Short answer: I got burnt. Pain is an excellent teacher.
I subscribe to the "If it ain't broke" policy, especially on server versions. Having to go through the pain of working out how to get everything up and working in the new version tends to keep me with the version I currently have.
Only when the new features become essential and required do I feel the need to go through the process again. And then only when the new essential features outweigh the process of working out how to get everything working again.
Stability. We know the applications work on the OS they're running on, and any change to the environment can introduce unintended consequences. Usually the OS is updated at the same time we're planning to deploy new hardware. We can purchase the hardware, configure the OS, install the software and test, test, then test some more before deploying to the production environment.
Having a large estate of computers which all need to be upgraded together. Having multiple Operating Systems or versions of operating systems complicates support.
Having to migrate lots of machines at once is also more complicated and requires more app compatibility checking beforehand and user support after.
Time involvement and stability, whether talking about Linux or Windows. With Windows, I haven't tried an upgrade in a long time, but experience has taught me to avoid the first release of any Windows OS. I always wait until SP1 comes out, unless I hear otherwise from friends who are early adopters.
With Linux, I've always used Red Hat. With Fedora, Red Hat releases have become more bleeding edge than they used to be. Due to this, I don't rush to upgrade my Fedora machines. I wait until a release has been out at least a few weeks and I read reviews from early adopters.
I have no experience with Mac (regarding installation and upgrades), but with Windows and with Linux, I find new releases are often not quite ready for prime time. I know if I used a less bleeding edge Linux distribution (such as Debian) then it would probably be more safe to upgrade as soon as a release comes out, but I'm a hacker from way back, and I like solving problems. (That's one reason I'm on SO and SF!)
Above I talked about the stability aspect.
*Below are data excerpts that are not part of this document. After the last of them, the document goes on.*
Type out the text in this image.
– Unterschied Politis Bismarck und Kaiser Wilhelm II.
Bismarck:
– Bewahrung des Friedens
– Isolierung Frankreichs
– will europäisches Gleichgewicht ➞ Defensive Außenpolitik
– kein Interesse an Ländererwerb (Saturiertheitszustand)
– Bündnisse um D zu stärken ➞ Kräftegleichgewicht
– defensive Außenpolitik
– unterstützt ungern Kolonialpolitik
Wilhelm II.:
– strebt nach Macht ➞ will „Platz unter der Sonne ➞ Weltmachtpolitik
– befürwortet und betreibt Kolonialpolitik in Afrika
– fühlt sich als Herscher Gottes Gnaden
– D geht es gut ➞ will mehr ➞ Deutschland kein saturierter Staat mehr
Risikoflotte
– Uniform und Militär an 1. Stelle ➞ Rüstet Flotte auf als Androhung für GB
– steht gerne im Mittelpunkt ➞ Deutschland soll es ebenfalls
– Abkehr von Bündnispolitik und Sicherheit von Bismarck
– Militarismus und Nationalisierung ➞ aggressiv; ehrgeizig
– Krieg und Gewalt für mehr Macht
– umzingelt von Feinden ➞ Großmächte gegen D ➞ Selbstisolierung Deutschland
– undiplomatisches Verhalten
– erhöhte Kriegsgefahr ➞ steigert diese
For any OS, it's often easier to reinstall rather than upgrade. For Linux, I'll often upgrade once or twice (a year apart) and then do a complete reinstall in place of the next upgrade. For Windows, I normally just replace the hardware and install a new OS on the new hardware. Why ever reinstall Linux? Well, as open source advances, some packages are replaced or discarded. When you upgrade, bits of flotsam are left behind, some in
/etc and some in
/var and some in other places. On a re-install, all of that cruft is cleaned away.
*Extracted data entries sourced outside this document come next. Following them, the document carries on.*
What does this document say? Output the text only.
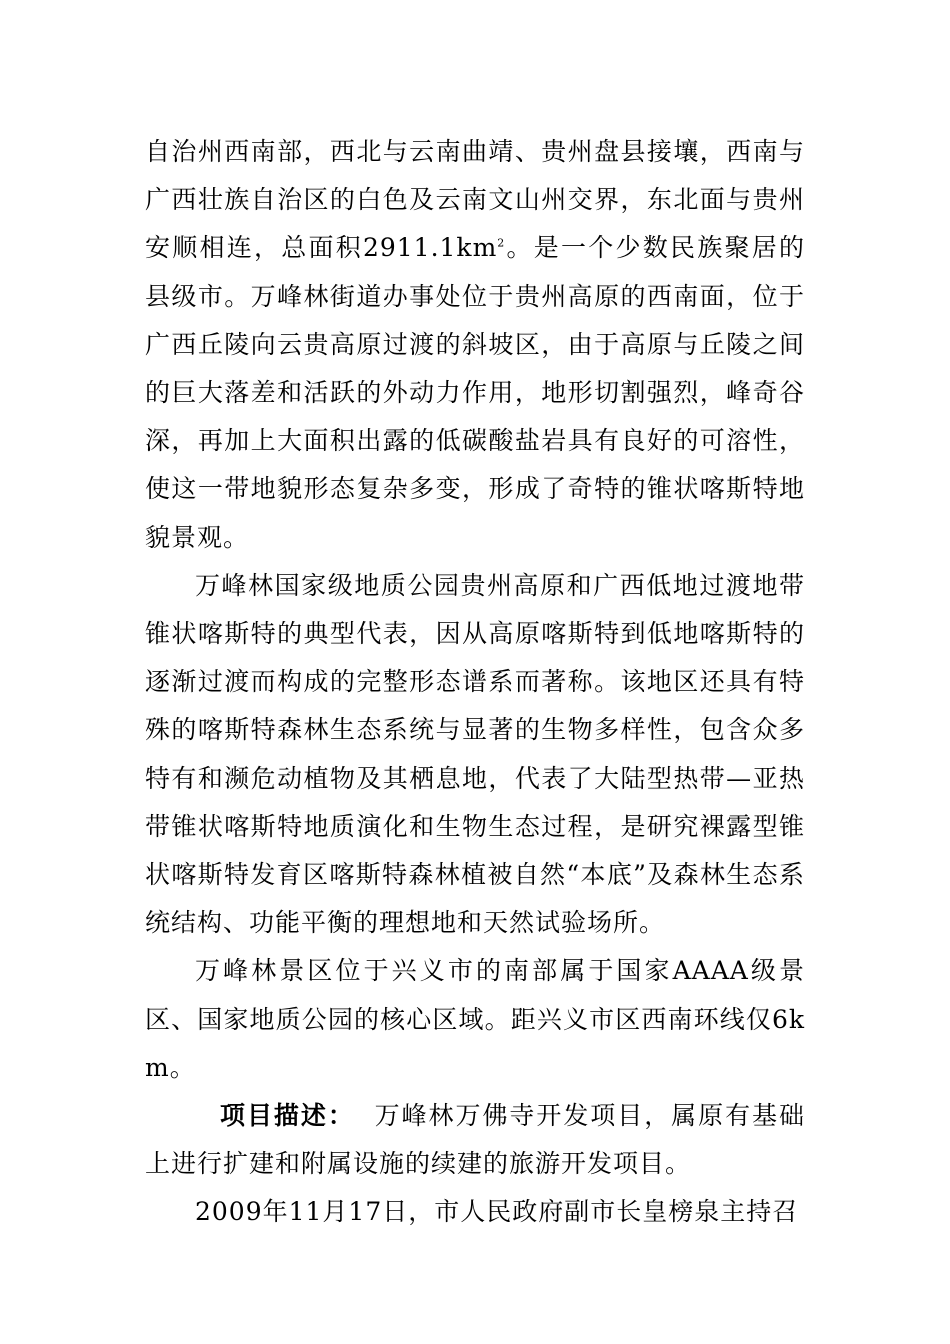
自治州西南部，西北与云南曲靖、贵州盘县接壤，西南与广西壮族自治区的白色及云南文山州交界，东北面与贵州安顺相连，总面积$2911.1km^2$。是一个少数民族聚居的县级市。万峰林街道办事处位于贵州高原的西南面，位于广西丘陵向云贵高原过渡的斜坡区，由于高原与丘陵之间的巨大落差和活跃的外动力作用，地形切割强烈，峰奇谷深，再加上大面积出露的低碳酸盐岩具有良好的可溶性，使这一带地貌形态复杂多变，形成了奇特的锥状喀斯特地貌景观。

万峰林国家级地质公园贵州高原和广西低地过渡地带锥状喀斯特的典型代表，因从高原喀斯特到低地喀斯特的逐渐过渡而构成的完整形态谱系而著称。该地区还具有特殊的喀斯特森林生态系统与显著的生物多样性，包含众多特有和濒危动植物及其栖息地，代表了大陆型热带—亚热带锥状喀斯特地质演化和生物生态过程，是研究裸露型锥状喀斯特发育区喀斯特森林植被自然“本底”及森林生态系统结构、功能平衡的理想地和天然试验场所。

万峰林景区位于兴义市的南部属于国家AAAA级景区、国家地质公园的核心区域。距兴义市区西南环线仅6km。

项目描述：  万峰林万佛寺开发项目，属原有基础上进行扩建和附属设施的续建的旅游开发项目。

2009年11月17日，市人民政府副市长皇榜泉主持召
That's the time involvement. Doing an upgrade takes time to clean up cruft (in Linux, *.rpmnew and *.rpmsave, for example). A full reinstall takes time, of course, to ensure that nothing is lost, everything is reconfigured and reinstalled, and so on.
- Current one is still supported by the vendor
- New one does not work with current software (and I can't get a replacement for the current software)
- New one does not work with current hardware (and I have no budget to upgrade/replace hardware)
- The company I work for has not yet tested the OS from a functional and security perspective
There are usually enough things I hate about the current version that are fixed in the next one that I end up upgrading sooner rather than later. I was on Vista x64 a year after it was out, and everything worked absolutely fine - which was quite unexpected given all the bad reputation it had.
(Sorry for the rant, ignore it if you wish, I just had to write this somewhere.)
Windows 8 is just plain ugly and unusable on a desktop system.
Windows Server 2012 is even worse.
Yes, I know, lots of technical improvements and so on.
But the UI totally sucks, and that's a death blow for Microsoft.